Eduard opened a bottle of something and Stephanie appeared with two enormous, tiered platters. They were stacked with cold meats and cheeses made by a local friend, smoked fish from nearby Lake Neusiedl, and pickled vegetables grown in their garden. There was sourdough, baked by another friend. Eggs with bright yellow yolks, sitting in a sauce, came from their chickens. Heurigen, by definition, are not allowed to serve warm food. But we were not lacking — everything tasted incredible. 

Before long, we were tipsy and relaxed, and all our cards were on the table.

Before long, we were tipsy and relaxed, and all our cards were on the table. We learned that Stephanie’s family has an acclaimed restaurant on the other side of the lake; Eduard came from a wine-growing family in Styria, and they had children. They told us about the significant bank loan they’d taken on in order to make all of this happen. We explained our situation, too — Anton spoke about his recently built winery shed, for which he’d also borrowed money, and I talked of the dreams I had for my then-start-up magazine. By the time we opened the third bottle, which I vaguely remember as the “Racines” field blend from the Courtois family, in the Loire, I was sharing a story about the time I visited chez Courtois and their dog bit my hand. We no longer stood for the brands we put out into the world; we had become individuals. 

Laughter erupted — over what stories, which jokes? They’re lost in the blur of time and faded memory. I had no notebook in front of me; I wasn’t intending to write about Gut Oggau. I was there to see Stephanie and Eduard as people. As we continued opening wines past 1am, then 2am, a spark developed in our little quartet: intuition. It is the thing I crave now, that can never be replaced by word-of-mouth recommendation or glimpsing someone’s life over Instagram; it is the warmth and humanity that a person communicates in their basic acts of generosity. It is the feeling that someone is honest and caring, conveyed in simple gestures: The way they pour a glass of wine, the tone of their voice, the stories they tell of their children and career. 

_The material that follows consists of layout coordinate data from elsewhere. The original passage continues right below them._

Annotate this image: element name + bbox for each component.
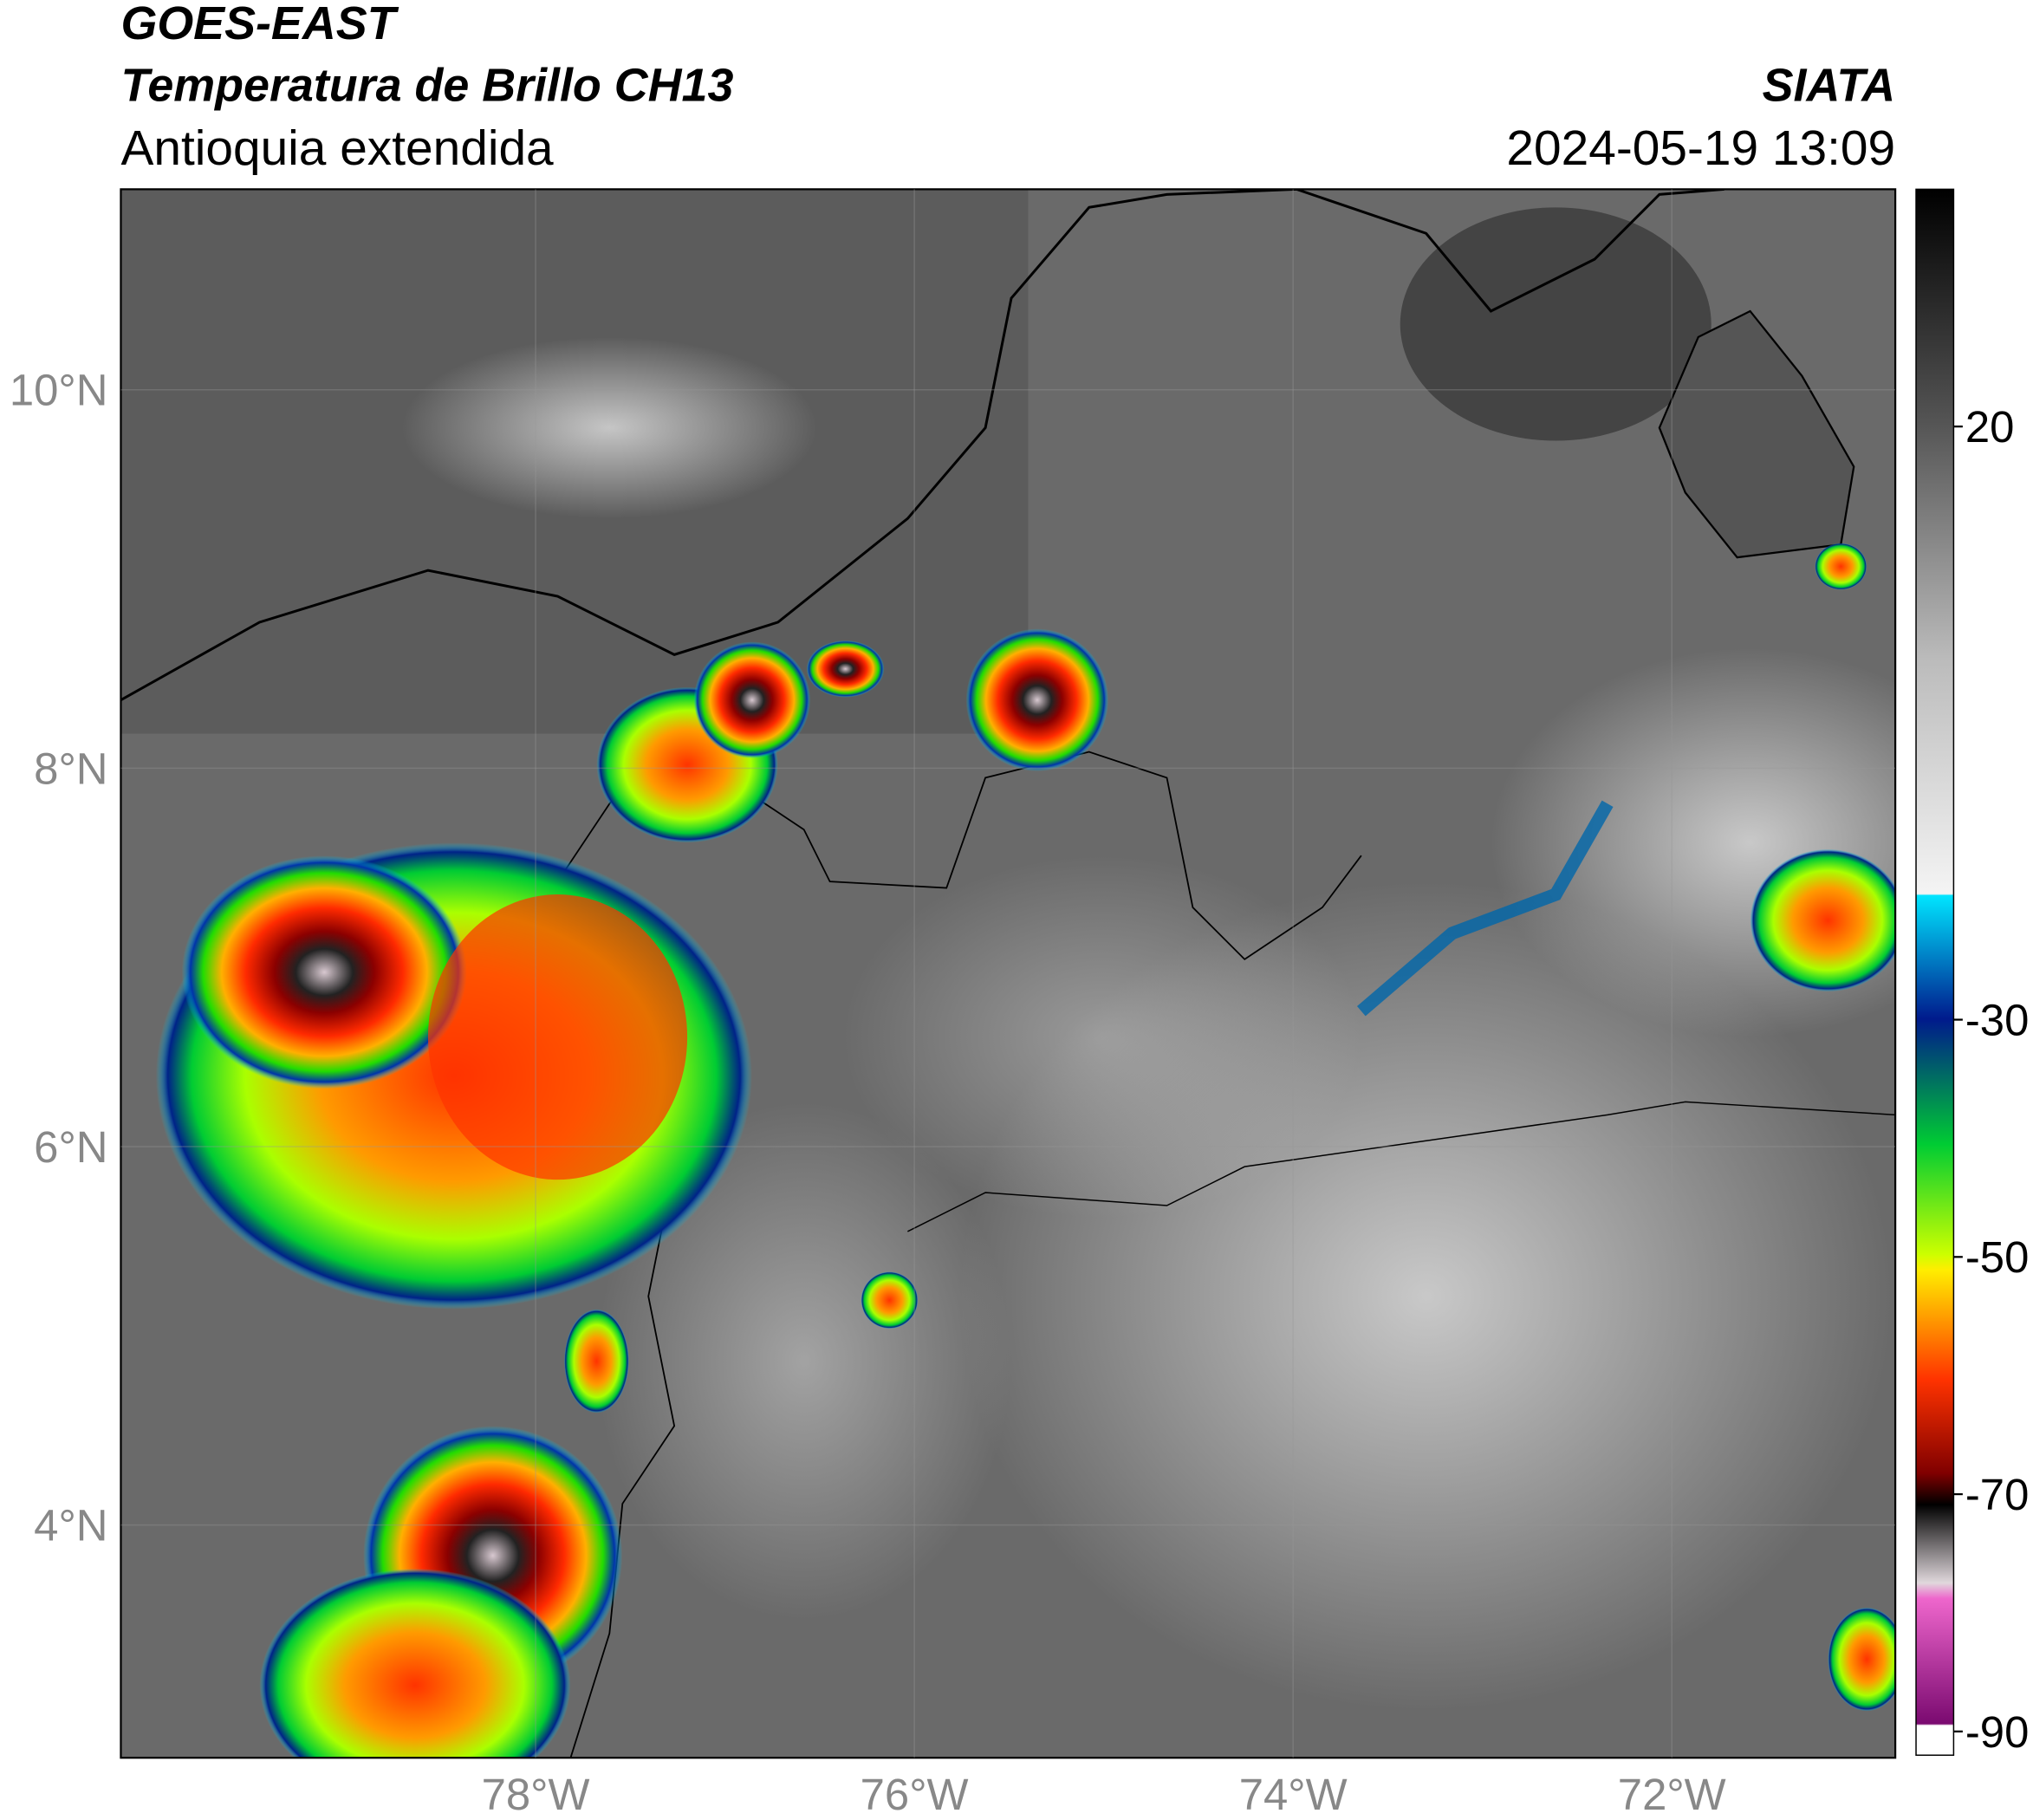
title: GOES-EAST <box>120 0 399 49</box>
x-tick-label: 74°W <box>1239 1770 1348 1819</box>
map-frame <box>120 188 1897 1759</box>
colorbar <box>1915 188 1955 1756</box>
y-tick-label: 10°N <box>10 366 108 415</box>
y-tick-label: 8°N <box>34 744 107 793</box>
colorbar-tick-label: -50 <box>1965 1232 2030 1282</box>
y-tick-label: 4°N <box>34 1501 107 1550</box>
colorbar-tick-label: -70 <box>1965 1470 2030 1519</box>
x-tick-label: 76°W <box>861 1770 969 1819</box>
y-tick-label: 6°N <box>34 1122 107 1172</box>
source: SIATA <box>1763 60 1896 112</box>
x-tick-label: 78°W <box>482 1770 590 1819</box>
colorbar-tick-label: 20 <box>1965 402 2015 452</box>
subtitle: Temperatura de Brillo CH13 <box>120 60 733 112</box>
colorbar-tick-label: -30 <box>1965 995 2030 1044</box>
map-image <box>120 189 1896 1758</box>
colorbar-tick-label: -90 <box>1965 1707 2030 1757</box>
region: Antioquia extendida <box>120 121 554 176</box>
datetime: 2024-05-19 13:09 <box>1506 121 1895 176</box>
x-tick-label: 72°W <box>1618 1770 1726 1819</box>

In Austria, I learned later from Stephanie and Eduard, there is a saying: “If you remember, you have not been there!”

I’m sure that when I finally have the chance to sit down together again with winemakers over a glass of wine, connecting the faces on social media to actual humans, I will understand what has been lost, and gained, during these times. One thing I know I’ve gained is a sense of perspective and appreciation for the irreplaceability of these shared moments between people who make and love real wine.